7 Replies Latest reply on Aug 16, 2012 7:16 AM by Mike_Mitchell

    FileMaker security issue

    Datastudio

      Hi developers,

       

      recently I forgot a password of .fp7 database. I was searching the web for a solution and came across this software http://www.lostpassword.com/filemaker.htm Since that was the only way for solving my problem I used it. Solution made new admin account to .fp7 database file and I was able to login with full privileges.

       

      Although I was happy it brought a big question to my mind…. "What if this .fp7 database was not mine?" This solution-software would allow me to use or I would rather say reuse someones work, know-how and make money from it.

       

      In my opinion this is a big security issue in FileMaker software although mentioned software currently does not support FM12 it is just a matter of time when it will.

       

      How do you fellow developers comment this?

       

      Regards,

      Janez

        • 1. Re: FileMaker security issue
          LyndsayHowarth

          It's frightening, really.

           

          I sympathise about the lost password when it is an honest error. I would love for FMI to be offering this service. I've had a number of client over the years who have locked themselves out because of change of staff.

           

          But out there on the web for anyone to use is not a good thing.

           

          One hopes that we have not now alerted the unscrupulous kind.  I am sure they are not in this community though. ;-)

           

          I think that to take someone elses' work and try to disguise it as your own would be extremely difficult for anyone who hasn't the skill to build it for themselves. We all do it differently and trying to follow someone elses logic could be a real challenge...  The community is very aware of techniques and design that would give them away...

           

          Lyndsay

          • 2. Re: FileMaker security issue
            taylorsharpe

            FileMaker Inc. even used to recover passwords for you for a fee.  There are some other hacks out there that will get that hash back for you too.  But they do introduce potential problems and be aware that these recoveries can sometimes introduce corruption of the file.  I have used these programs before for clients, but only used it on a copy.  Also, if ethical, you will do what youcan to verify this database really belongs to the client and isn't stolen data.  The program I used didn't create a new admin, just revealed the password.  The reality is that FileMaker is as secure as any other database, but that means you do not ever loose physical control of the file or let others have OS level access or programs like these can be run against them.  Many databases are eve stored in the clear and just a text or hex editor can show the content.  Access via a client/web/ODBC will never allow this to happen.  There is a white paper on FileMaker security in the technical section if you are interested.  And while there are several password breaking programs like this for fp7, fmp12 is a whole new format and may take time for the hackers to break.  Just remember security means physical security and security against OS level attacks and you'll be just fine.  FileMaker is really one of the most secure databases out there and even NIST only a few vulnerabilities identified and those went back to version 6 and before. 
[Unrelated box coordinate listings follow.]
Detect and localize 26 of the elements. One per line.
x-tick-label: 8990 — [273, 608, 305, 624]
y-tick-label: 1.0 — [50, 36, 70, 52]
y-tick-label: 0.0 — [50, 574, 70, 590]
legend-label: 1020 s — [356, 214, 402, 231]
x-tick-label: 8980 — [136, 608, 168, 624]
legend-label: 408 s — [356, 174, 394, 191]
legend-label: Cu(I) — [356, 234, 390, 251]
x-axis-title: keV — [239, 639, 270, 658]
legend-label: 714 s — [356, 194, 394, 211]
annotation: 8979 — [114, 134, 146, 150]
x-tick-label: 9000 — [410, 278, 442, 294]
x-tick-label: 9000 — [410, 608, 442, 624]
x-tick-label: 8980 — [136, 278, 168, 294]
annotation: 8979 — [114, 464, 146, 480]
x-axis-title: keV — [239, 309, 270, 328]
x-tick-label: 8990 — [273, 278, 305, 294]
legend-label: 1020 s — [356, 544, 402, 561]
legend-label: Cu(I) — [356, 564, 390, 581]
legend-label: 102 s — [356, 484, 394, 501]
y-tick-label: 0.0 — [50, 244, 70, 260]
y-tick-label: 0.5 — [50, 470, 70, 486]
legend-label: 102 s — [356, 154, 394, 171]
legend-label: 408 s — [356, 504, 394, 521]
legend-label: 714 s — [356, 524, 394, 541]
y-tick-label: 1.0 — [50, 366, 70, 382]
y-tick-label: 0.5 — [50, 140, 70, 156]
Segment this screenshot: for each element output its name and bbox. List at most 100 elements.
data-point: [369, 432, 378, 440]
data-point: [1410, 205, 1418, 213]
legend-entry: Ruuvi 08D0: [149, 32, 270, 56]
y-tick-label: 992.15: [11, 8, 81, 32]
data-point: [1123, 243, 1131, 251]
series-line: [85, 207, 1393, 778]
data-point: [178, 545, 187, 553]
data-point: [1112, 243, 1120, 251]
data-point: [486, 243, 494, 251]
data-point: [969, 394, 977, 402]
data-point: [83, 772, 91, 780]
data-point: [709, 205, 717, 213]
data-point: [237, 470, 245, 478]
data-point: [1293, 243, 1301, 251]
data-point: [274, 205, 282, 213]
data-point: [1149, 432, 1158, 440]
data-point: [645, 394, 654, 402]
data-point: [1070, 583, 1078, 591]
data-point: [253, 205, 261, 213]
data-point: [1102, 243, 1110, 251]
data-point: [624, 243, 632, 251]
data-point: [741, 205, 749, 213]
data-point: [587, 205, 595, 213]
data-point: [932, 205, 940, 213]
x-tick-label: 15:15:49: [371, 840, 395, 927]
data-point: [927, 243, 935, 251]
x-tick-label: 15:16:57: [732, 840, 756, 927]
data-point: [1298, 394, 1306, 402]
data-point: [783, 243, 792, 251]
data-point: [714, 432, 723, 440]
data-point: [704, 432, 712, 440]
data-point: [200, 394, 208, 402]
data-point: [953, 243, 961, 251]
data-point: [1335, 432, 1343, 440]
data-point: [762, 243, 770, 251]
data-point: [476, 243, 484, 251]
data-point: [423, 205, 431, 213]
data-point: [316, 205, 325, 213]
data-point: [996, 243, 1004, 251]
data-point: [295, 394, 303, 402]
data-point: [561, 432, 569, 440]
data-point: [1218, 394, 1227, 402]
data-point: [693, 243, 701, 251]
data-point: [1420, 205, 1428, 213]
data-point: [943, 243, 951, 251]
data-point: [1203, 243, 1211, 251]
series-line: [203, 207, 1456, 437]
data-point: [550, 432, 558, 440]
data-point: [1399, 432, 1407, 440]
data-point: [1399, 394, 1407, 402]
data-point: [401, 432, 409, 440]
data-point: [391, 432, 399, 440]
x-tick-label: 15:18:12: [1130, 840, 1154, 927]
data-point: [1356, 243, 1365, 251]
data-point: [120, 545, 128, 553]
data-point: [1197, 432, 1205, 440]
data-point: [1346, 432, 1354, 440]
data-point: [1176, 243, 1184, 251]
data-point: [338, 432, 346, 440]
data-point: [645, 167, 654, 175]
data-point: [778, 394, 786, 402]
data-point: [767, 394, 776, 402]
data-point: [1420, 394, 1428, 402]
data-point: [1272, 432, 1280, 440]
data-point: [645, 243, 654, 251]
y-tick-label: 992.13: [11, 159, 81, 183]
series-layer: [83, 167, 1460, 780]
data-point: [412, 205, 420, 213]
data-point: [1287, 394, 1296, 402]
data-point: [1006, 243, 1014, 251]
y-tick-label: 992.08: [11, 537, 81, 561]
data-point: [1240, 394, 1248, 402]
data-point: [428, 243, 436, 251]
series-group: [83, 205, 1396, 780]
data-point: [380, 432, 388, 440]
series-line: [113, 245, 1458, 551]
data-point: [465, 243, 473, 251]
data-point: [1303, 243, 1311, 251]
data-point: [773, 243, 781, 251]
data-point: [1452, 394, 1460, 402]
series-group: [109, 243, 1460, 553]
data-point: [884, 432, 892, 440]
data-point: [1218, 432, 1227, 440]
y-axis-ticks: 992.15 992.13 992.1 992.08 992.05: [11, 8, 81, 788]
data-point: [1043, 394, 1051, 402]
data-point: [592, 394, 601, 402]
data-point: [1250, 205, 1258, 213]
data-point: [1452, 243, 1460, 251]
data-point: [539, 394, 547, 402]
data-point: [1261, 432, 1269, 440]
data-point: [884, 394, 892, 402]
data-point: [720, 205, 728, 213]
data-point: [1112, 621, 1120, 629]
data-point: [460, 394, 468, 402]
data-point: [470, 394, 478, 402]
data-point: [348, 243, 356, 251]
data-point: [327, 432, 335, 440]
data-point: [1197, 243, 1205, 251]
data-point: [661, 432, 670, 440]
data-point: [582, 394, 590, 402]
            • 3. Re: FileMaker security issue
              Datastudio

              I agree partially.

               

              First here we have issue of unallowed access to data and second to know-how of developer. For first I agree that you can solve it by physical security but what about second? Customers usually have acess to the database so there is no way to prohibit them to see how you write your code etc…

               

              I look at the problem from developers perspective.
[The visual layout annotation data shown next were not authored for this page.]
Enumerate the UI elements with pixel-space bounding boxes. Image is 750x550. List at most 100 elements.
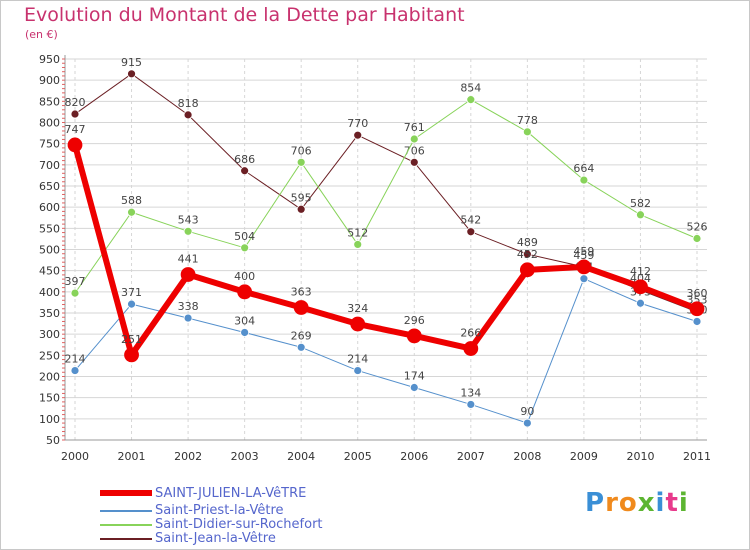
data-label: 512 [347,226,368,239]
logo-letter: i [678,488,689,518]
y-tick-label: 850 [39,95,60,108]
data-point [522,249,532,259]
data-label: 214 [65,353,86,366]
data-point [296,204,306,214]
data-point [353,240,363,249]
x-tick-label: 2002 [174,450,202,463]
data-point [296,157,306,167]
y-tick-label: 450 [39,265,60,278]
data-point [633,279,648,295]
series-line [72,141,700,358]
data-label: 747 [65,123,86,136]
data-label: 504 [234,230,255,243]
data-label: 134 [460,386,481,399]
data-label: 459 [573,249,594,262]
logo-letter: P [585,488,606,518]
data-point [579,274,589,284]
data-label: 360 [687,287,708,300]
data-point [240,166,250,176]
data-point [127,299,136,309]
data-label: 582 [630,197,651,210]
data-point [293,300,309,315]
series-line [74,278,698,424]
chart-title: Evolution du Montant de la Dette par Hab… [24,4,465,26]
y-tick-label: 950 [39,53,60,66]
y-tick-label: 700 [39,159,60,172]
x-tick-label: 2011 [683,450,711,463]
y-tick-label: 50 [46,434,60,447]
data-label: 353 [687,294,708,307]
logo-letter: r [605,488,619,518]
y-tick-label: 650 [39,180,60,193]
data-label: 526 [687,220,708,233]
logo-letter: i [655,488,666,518]
data-label: 818 [178,97,199,110]
data-point [406,328,422,344]
x-tick-label: 2000 [61,450,89,463]
data-label: 338 [178,300,199,313]
data-point [237,284,253,300]
data-label: 397 [65,275,86,288]
data-label: 459 [573,245,594,258]
y-tick-label: 150 [39,392,60,405]
data-point [692,317,702,326]
data-label: 770 [347,117,368,130]
data-label: 854 [460,82,481,95]
data-label: 706 [404,144,425,157]
data-point [466,95,476,105]
data-label: 174 [404,370,425,383]
logo-letter: x [637,488,656,518]
data-label: 90 [520,405,534,418]
legend-label-saint-didier: Saint-Didier-sur-Rochefort [155,517,323,532]
data-point [240,243,250,253]
x-tick-label: 2007 [457,450,485,463]
data-label: 441 [178,252,199,265]
data-label: 542 [460,214,481,227]
data-point [692,234,702,243]
data-point [466,400,476,409]
data-point [183,110,193,120]
legend-label-saint-julien: SAINT-JULIEN-LA-VêTRE [155,486,307,501]
data-label: 251 [121,333,142,346]
data-label: 412 [630,265,651,278]
data-point [127,207,136,217]
data-label: 820 [65,96,86,109]
x-tick-label: 2006 [400,450,428,463]
y-tick-label: 300 [39,328,60,341]
data-label: 452 [517,248,538,261]
legend-swatch-saint-didier [100,524,152,526]
data-label: 214 [347,353,368,366]
data-label: 400 [234,270,255,283]
data-label: 324 [347,302,368,315]
data-label: 489 [517,236,538,249]
proxiti-logo: Proxiti [585,488,689,518]
legend-swatch-saint-julien [100,490,152,496]
data-label: 269 [291,329,312,342]
data-label: 686 [234,153,255,166]
data-point [70,288,80,298]
data-point [579,175,589,185]
data-point [127,69,136,79]
data-point [70,366,80,375]
data-label: 915 [121,56,142,69]
data-label: 761 [404,121,425,134]
data-point [636,210,645,220]
data-point [240,328,250,337]
data-point [409,134,419,144]
y-tick-label: 600 [39,201,60,214]
data-point [180,267,196,282]
data-point [636,298,645,308]
x-tick-label: 2010 [626,450,654,463]
data-point [522,127,532,137]
x-tick-label: 2001 [118,450,146,463]
data-point [522,418,532,428]
data-point [466,227,476,237]
data-point [350,316,366,332]
y-tick-label: 400 [39,286,60,299]
data-point [576,259,592,275]
data-label: 595 [291,191,312,204]
x-tick-label: 2003 [231,450,259,463]
data-point [183,313,193,323]
legend-swatch-saint-jean [100,538,152,540]
x-tick-label: 2004 [287,450,315,463]
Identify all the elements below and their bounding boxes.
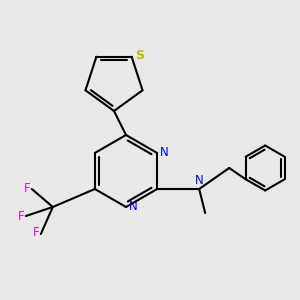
Text: F: F	[24, 182, 30, 196]
Text: N: N	[195, 175, 204, 188]
Text: N: N	[160, 146, 169, 160]
Text: N: N	[129, 200, 138, 214]
Text: F: F	[33, 226, 39, 239]
Text: F: F	[18, 209, 24, 223]
Text: S: S	[135, 49, 144, 62]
              • 4. Re: FileMaker security issue
                mbraendle

                I would look at it from the perspective of copyright law. You as a developer are owner of the code (or if you are in-house developer, it's usually the company or the institution that has the rights for the code) and can decide how to license it to users (open source, payware, annual license, whatever ...).

                 

                AFAIK, US copyright law prohibits to disassemble software, and you can base on that if you find out that a customer has violated it.

                 

                In Switzerland, copyright law is less strict: Disassembly of parts of the software is allowed if you need specific knowledge about the software for the purpose to create an interface to other software.

                 

                (Side comment: As long as account and password are stored in the .fp file structure, there will be always tools which are able to remove the entire lock. So no need to find out the key. As a consequence, hosted solutions that stay at the developer will offer the greatest security.)
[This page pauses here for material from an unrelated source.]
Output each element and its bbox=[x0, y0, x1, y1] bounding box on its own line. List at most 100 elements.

                • 5. Re: FileMaker security issue
                  Datastudio

                  Copyright does not help you if you do not know what is happening behind your back and this is usually the case.

                  • 6. Re: FileMaker security issue
                    Mike_Mitchell

                    If you're relying on technology to solve the problem of theft, good luck. People have been trying to do that for millennia.  

                     

                    Mike

                    • 7. Re: FileMaker security issue
                      mbraendle

                      I didn't say anything different, if you had read carefully my post. Of course, the old saying "nullum ius sine actione" holds.

                       

                      There are two options with regards to technical measures:

                       

                      - when you create a runtime, you can remove Admin access from files permanently in the Developer Utilities.

                      - you host the solution and offer it as a service.